"In my fight to continue to be me, I had forgotten what love truly means."
This line jumped out at me from an article written by Dennis Erford at TOBA Blog. It seems that we have three options when it comes to getting along with other people:
- accommodating ourselves so that we appear to be getting along and avoid friction and disapproval;
- refuse to accommodate ourselves and insist on our rights
- seek the greater good for the other and for ourself.
Erford's article is a wonderful reflection on how he in the context of his marriage came to the realization that what he really wanted truly was the third option, though it was much easier to get by with the first.
We are like eggs at present. And you cannot go on indefinitely being just an ordinary, decent egg. We must be hatched or go bad.
– C.S. Lewis, Mere Christianity
Eventually we are forced into a choice. We start to go bad. Relationships start to sour.
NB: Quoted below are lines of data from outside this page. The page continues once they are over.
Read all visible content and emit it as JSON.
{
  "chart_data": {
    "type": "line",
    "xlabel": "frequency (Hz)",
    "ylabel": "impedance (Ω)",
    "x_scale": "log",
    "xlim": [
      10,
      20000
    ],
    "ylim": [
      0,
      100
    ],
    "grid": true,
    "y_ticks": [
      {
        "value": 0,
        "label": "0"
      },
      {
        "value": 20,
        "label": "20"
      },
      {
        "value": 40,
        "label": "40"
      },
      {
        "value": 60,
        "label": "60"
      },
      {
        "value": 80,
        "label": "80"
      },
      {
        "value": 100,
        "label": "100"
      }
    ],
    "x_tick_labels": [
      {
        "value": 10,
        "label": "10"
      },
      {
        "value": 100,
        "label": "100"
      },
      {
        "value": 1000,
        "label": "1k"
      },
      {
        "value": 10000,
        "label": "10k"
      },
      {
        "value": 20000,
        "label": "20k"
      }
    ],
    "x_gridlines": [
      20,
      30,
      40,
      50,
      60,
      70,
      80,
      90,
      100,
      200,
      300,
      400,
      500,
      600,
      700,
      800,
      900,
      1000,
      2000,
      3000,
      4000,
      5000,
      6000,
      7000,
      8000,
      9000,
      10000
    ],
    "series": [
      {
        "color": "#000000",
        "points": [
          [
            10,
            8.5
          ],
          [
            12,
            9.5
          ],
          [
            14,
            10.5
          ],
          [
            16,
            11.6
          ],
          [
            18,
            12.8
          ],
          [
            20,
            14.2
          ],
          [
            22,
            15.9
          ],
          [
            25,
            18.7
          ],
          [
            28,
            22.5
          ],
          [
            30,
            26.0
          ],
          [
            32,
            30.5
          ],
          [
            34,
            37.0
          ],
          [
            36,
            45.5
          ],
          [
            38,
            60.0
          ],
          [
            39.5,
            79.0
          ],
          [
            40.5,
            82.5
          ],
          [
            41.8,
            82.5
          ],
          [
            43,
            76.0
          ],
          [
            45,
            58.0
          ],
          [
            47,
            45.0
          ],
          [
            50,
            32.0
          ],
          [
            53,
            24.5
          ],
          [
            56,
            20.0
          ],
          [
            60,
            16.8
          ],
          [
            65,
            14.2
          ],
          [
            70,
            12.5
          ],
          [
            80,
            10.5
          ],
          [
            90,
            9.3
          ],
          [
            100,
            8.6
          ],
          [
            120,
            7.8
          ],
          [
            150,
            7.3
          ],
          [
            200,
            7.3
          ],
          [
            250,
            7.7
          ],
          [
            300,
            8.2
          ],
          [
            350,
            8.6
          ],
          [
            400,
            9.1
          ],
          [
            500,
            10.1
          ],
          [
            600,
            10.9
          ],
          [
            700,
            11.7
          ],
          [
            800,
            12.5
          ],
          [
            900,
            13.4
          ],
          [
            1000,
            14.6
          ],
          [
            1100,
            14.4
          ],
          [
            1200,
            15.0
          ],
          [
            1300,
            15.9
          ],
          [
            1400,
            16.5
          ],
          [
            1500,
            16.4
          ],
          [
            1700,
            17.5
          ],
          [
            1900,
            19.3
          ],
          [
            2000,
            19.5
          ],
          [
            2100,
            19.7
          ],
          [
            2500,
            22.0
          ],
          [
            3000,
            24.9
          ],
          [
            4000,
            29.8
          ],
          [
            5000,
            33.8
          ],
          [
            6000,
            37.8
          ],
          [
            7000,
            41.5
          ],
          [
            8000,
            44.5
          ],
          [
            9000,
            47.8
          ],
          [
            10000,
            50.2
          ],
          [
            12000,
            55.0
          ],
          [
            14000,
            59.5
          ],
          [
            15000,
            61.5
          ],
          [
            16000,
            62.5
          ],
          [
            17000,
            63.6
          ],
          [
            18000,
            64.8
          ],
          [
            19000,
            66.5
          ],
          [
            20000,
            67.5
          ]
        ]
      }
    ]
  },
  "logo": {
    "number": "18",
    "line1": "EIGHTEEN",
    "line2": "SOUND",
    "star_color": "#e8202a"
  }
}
Options dry up. Dreams begin to crumble. If we haven't made a choice for life, for change, for authenticity before this point, this experience of the possibility of losing it all is a wake-up call, reminding us of what we truly want. As Erford concludes: "So ask yourself, regardless of whether you are dating, married, or neither, what you can interiorly change to help those you love encounter Christ and lead them to Heaven. And for those in (or hope to be in) a dating relationship, I would like to give some advice. If one is not willing to change while dating, they will not (barring a life-altering event) change when married, and if they are not willing to change, they are not willing to love you to the fullest. In other words, if someone you are dating tells you they will not change, RUN! This is the type of change that we can really believe in: changing for the sake of love and the salvation of souls."